Ruxolitinib is the first janus kinase 1 (JAK1) and JAK2 inhibitor that was approved by the United States Food and Drug Administration (FDA) agency for the treatment of myeloproliferative neoplasms. The drug targets the JAK/STAT signalling pathway, which is critical in regulating the gliogenesis process during nervous system development. In the study, we assessed the effect of non-maternal toxic dosages of ruxolitinib (0-30 mg/kg/day between E7.5-E20.5) on the brain of the developing mouse embryos. While the pregnant mice did not show any apparent adverse effects, the Gfap protein marker for glial cells and S100β mRNA marker for astrocytes were reduced in the postnatal day (P) 1.5 pups' brains.

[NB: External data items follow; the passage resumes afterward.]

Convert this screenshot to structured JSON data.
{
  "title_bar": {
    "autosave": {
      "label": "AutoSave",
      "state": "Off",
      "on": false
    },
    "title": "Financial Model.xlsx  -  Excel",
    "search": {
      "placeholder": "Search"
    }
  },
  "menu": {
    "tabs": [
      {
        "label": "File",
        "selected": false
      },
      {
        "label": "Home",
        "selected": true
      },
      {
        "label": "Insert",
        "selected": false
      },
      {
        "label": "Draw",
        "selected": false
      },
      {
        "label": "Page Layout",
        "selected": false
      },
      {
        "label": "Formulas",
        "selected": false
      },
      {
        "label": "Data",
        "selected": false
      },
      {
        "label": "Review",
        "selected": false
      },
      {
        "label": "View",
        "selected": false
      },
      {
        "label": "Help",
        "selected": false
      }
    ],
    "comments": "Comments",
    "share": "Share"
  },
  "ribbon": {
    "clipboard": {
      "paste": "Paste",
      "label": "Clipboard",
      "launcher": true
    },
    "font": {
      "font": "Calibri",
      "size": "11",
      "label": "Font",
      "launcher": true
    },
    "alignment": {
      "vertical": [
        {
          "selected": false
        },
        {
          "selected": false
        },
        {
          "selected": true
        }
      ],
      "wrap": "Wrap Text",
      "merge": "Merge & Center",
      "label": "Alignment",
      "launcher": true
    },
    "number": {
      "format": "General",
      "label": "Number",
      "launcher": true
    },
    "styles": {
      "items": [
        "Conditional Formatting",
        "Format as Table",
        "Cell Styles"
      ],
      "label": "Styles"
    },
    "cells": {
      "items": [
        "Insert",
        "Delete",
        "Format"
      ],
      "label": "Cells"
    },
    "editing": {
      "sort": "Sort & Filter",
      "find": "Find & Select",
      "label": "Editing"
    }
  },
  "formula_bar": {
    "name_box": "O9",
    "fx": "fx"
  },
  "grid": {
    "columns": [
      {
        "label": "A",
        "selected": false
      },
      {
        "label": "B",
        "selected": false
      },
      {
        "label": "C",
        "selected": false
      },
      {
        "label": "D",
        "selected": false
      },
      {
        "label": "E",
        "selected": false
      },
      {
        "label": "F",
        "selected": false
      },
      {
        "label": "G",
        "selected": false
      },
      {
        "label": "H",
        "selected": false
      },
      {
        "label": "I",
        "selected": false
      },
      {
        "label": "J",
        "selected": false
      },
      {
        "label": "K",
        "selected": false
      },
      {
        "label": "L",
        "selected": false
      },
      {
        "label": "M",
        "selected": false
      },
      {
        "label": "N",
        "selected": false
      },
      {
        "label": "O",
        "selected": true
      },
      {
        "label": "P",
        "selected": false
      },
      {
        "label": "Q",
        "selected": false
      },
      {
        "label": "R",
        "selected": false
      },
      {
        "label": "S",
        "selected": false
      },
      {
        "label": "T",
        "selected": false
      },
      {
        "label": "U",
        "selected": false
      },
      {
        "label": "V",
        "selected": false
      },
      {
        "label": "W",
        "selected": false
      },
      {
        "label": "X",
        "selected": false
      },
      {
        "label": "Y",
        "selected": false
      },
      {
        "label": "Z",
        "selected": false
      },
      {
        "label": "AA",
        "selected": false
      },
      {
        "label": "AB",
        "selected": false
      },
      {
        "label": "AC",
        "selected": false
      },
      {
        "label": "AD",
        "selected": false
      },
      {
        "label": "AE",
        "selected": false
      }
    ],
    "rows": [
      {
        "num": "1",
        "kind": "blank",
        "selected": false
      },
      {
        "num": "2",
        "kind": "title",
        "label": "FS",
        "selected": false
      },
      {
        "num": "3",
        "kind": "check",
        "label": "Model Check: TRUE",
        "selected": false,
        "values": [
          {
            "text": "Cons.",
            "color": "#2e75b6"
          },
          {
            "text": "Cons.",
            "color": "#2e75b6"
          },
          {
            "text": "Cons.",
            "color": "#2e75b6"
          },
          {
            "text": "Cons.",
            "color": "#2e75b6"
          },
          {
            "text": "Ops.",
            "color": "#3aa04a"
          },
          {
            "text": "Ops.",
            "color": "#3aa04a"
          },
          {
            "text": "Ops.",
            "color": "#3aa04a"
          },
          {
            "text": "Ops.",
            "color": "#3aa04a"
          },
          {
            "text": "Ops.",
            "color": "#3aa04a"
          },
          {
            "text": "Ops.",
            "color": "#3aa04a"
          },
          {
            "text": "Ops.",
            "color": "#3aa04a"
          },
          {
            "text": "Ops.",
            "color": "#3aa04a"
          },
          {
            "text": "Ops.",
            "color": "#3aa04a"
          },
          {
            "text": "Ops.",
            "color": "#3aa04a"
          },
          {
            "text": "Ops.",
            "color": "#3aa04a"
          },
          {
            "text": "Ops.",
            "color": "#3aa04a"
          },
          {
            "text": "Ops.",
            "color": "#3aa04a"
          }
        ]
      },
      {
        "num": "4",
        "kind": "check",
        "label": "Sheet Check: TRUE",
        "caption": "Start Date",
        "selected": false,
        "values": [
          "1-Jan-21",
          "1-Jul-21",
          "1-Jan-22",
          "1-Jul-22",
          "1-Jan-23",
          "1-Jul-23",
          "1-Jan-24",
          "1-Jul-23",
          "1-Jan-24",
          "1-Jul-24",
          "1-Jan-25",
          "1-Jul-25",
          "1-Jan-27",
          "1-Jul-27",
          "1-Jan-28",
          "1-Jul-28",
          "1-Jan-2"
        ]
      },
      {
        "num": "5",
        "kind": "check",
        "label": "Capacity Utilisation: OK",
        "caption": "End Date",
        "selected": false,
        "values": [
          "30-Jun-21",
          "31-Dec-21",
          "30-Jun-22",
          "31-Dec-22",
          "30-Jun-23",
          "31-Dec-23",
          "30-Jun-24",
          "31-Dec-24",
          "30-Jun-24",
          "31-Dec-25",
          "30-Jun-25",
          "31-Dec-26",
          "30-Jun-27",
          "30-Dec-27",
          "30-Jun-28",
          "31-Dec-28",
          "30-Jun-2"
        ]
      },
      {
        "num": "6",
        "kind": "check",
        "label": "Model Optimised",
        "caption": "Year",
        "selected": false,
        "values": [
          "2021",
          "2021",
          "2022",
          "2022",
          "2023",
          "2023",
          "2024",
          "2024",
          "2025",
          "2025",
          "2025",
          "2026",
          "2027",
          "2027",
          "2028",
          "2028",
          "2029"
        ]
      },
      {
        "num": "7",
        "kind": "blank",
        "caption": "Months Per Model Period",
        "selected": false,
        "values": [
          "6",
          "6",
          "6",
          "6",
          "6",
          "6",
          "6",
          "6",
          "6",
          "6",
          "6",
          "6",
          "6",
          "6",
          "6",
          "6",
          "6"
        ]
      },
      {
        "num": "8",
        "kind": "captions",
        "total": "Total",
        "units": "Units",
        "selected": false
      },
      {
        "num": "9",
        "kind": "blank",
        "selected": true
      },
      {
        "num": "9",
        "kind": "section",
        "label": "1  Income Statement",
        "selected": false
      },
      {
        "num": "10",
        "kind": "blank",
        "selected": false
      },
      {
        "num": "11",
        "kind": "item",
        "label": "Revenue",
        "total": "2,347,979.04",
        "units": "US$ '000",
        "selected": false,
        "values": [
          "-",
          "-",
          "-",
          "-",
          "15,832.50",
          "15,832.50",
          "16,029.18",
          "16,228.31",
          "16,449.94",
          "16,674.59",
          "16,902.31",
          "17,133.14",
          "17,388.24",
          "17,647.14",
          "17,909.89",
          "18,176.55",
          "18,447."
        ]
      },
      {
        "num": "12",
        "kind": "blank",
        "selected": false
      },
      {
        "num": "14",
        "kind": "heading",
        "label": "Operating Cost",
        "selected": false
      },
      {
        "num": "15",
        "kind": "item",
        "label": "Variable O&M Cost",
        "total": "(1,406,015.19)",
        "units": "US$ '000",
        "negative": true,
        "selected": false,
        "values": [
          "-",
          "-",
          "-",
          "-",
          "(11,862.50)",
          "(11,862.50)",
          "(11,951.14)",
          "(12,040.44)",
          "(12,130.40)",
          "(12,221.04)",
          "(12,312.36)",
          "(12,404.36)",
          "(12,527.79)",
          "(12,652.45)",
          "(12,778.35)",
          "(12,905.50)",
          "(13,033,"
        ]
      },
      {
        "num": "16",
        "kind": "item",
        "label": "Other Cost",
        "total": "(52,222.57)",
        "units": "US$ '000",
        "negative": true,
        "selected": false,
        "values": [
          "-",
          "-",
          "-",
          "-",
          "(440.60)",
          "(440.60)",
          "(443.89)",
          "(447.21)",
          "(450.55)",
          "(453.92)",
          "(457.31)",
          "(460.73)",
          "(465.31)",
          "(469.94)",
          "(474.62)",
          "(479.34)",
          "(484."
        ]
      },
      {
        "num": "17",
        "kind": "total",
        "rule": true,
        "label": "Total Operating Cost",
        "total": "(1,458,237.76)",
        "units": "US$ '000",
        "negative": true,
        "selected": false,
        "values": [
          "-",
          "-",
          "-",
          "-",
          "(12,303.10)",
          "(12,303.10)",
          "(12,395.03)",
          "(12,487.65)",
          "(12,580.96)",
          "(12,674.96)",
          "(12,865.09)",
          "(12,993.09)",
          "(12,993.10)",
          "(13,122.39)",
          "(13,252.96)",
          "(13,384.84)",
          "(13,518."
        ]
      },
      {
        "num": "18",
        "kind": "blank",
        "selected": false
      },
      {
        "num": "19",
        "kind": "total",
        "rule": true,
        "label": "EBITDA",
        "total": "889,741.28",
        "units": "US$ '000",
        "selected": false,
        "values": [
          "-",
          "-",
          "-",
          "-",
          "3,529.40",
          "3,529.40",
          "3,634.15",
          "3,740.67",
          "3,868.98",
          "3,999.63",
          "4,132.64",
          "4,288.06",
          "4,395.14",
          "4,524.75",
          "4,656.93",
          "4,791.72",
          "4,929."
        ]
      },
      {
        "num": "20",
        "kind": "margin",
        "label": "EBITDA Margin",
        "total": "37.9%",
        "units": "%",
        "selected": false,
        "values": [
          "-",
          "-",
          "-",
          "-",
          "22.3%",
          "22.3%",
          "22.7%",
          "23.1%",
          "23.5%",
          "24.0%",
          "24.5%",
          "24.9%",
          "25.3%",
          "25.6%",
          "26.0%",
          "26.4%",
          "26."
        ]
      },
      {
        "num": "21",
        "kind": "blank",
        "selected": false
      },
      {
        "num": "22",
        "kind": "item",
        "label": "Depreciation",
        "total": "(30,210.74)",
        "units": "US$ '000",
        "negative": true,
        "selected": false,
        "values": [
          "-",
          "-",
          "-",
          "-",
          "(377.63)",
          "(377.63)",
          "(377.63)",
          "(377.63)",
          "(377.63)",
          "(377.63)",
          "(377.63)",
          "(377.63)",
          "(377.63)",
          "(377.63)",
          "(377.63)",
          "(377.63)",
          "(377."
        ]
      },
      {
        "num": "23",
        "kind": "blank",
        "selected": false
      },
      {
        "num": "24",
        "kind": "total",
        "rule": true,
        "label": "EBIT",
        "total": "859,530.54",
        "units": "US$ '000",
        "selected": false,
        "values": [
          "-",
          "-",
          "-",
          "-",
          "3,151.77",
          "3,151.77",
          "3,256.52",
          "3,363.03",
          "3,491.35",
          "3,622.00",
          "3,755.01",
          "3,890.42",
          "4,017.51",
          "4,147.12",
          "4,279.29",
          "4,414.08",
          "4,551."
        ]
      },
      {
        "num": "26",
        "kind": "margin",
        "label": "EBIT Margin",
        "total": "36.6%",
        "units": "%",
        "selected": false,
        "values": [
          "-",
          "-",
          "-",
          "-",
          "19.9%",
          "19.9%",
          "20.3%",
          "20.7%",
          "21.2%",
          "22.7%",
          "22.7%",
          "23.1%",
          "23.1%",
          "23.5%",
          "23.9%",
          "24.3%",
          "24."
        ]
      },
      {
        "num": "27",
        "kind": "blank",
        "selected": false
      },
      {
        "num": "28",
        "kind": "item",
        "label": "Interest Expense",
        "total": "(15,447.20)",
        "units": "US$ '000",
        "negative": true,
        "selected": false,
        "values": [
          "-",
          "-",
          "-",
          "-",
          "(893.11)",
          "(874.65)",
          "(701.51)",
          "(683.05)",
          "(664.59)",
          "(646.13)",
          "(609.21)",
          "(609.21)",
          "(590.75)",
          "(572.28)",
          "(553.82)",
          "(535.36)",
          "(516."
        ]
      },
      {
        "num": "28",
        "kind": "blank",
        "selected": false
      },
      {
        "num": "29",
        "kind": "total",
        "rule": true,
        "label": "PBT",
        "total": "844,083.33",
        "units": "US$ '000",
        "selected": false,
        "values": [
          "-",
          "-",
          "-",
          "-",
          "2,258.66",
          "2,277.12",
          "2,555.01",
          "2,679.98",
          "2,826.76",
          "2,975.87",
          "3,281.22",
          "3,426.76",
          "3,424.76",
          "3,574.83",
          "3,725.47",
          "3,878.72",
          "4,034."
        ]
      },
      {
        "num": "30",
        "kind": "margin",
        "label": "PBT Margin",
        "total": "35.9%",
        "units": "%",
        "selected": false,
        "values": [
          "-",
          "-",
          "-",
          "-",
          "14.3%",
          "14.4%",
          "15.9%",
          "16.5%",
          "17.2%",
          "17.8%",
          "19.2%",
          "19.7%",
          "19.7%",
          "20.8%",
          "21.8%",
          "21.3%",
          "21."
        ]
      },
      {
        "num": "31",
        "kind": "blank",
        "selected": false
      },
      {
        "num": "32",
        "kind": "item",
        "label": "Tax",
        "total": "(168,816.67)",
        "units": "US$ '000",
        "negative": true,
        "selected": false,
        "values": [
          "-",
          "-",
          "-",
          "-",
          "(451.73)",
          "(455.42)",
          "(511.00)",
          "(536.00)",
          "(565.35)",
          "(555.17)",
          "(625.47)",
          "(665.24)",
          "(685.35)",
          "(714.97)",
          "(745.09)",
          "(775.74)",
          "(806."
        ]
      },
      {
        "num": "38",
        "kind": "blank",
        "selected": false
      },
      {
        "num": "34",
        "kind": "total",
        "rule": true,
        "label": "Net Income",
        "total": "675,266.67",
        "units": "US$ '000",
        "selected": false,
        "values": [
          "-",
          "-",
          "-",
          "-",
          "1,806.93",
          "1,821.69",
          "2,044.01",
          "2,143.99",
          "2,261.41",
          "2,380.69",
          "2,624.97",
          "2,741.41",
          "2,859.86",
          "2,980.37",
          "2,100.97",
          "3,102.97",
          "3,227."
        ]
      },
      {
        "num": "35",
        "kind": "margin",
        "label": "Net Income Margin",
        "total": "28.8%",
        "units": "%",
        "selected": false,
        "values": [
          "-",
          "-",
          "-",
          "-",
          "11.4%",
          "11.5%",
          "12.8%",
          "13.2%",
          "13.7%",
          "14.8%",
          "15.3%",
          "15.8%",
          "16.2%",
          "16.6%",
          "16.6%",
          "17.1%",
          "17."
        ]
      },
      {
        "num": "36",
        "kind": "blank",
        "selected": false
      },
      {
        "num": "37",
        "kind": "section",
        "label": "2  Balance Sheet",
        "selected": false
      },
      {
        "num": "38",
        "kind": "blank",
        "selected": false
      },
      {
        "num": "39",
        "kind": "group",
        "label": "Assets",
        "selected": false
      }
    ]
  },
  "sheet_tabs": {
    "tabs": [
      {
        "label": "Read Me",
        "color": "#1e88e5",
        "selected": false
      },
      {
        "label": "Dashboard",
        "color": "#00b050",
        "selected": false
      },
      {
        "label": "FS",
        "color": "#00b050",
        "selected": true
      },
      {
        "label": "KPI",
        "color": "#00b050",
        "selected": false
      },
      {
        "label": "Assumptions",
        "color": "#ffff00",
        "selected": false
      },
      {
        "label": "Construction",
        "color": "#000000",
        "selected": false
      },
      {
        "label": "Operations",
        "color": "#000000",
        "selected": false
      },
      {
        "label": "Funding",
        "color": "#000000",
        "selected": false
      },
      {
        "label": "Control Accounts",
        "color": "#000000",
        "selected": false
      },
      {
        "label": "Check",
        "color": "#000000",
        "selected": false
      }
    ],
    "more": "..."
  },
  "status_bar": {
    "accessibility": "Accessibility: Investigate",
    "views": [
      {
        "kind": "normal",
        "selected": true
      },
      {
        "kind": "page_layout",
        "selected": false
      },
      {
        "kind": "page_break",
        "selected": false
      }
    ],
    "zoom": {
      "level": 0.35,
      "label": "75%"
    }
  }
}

Gfap expression and Gfap+ cells were also suppressed in the differentiating neurospheres culture treated with ruxolitinib. Compared to the control group, adult mice treated with ruxolitinib prenatally showed no changes in motor coordination, locomotor function, and recognition memory. However, increased explorative behaviour within an open field and improved spatial learning and long-term memory retention were observed in the treated group. We demonstrated transplacental effects of ruxolitinib on astrogenesis, suggesting the potential use of ruxolitinib to revert pathological conditions caused by gliogenic-shift in early brain development such as Down and Noonan syndromes.